Paralogous regions are duplicated segments of chromosomal DNA that have been acquired during the evolution of the genome. Subsequent divergent evolution of the genes within paralogous regions can lead to the formation of gene families. Here, we report the identification of a region on Chromosome (Chr) 6 at 6p21.3 that is paralogous with the Spinal Muscular Atrophy (SMA) gene region on Chr 5 at 5q13.1. Partial characterization of this region identified nine sequences all of which are highly homologous to DNA sequences of the SMA gene region at 5ql3.1. These sequences include four β-glucuronidase sequences, two retrotransposon sequences, a novel cDNA, a Sequence Tagged Site (STS), and one that is homologous to exon 9 of the Neuronal Apoptosis Inhibitor Protein (NAIP) gene. The 6p21.3 paralogous SMA region may contain genes that are related to those in the SMA region at 5q13.1; however, a direct association of this region with SMA is unlikely given that no linkage of SMA with Chr 6 has been reported.

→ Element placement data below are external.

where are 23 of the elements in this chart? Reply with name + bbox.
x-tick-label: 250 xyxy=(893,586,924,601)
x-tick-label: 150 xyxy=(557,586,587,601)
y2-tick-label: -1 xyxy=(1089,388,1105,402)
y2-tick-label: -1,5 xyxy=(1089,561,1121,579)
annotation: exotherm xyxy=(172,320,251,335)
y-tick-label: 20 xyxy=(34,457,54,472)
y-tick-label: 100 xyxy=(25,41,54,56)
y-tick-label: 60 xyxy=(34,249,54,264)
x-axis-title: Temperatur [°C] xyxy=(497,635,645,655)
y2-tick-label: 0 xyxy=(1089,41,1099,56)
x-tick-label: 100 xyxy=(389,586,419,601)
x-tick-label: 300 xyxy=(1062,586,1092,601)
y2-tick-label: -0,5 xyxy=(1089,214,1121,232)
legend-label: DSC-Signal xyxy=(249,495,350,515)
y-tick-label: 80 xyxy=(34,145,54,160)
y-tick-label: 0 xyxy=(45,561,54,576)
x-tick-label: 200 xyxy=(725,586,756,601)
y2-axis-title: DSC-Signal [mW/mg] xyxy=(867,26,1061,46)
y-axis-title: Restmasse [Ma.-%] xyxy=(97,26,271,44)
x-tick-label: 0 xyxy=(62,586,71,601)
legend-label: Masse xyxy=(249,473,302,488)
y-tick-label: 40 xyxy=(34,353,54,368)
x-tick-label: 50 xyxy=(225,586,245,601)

Isolation and Characterisation of Cosmids to Intervals Within a 4.5Mb Region at 6p21.3

The gene responsible for hereditary haemochromatosis (HH) has recently been identified. One mutation in this gene, termed HFE, has been found in all Australian HH patients. We previously identified a predominant HH ancestral haplotype covering 4.5Mb at 6p21.3, and showed that patients with two copies of this haplotype express a more severe form of the disorder. One key question to now be resolved is why haplotype related variation in phenotypic expression of HH is present if all patients tested have the same HFE mutation. A cosmid resource covering the 4.5Mb HH ancestral haplo type region was obtained. These cosmids provide the material for the completion of a transcript map of this region, and will assist the identification of candidate modifiers of HFE expression.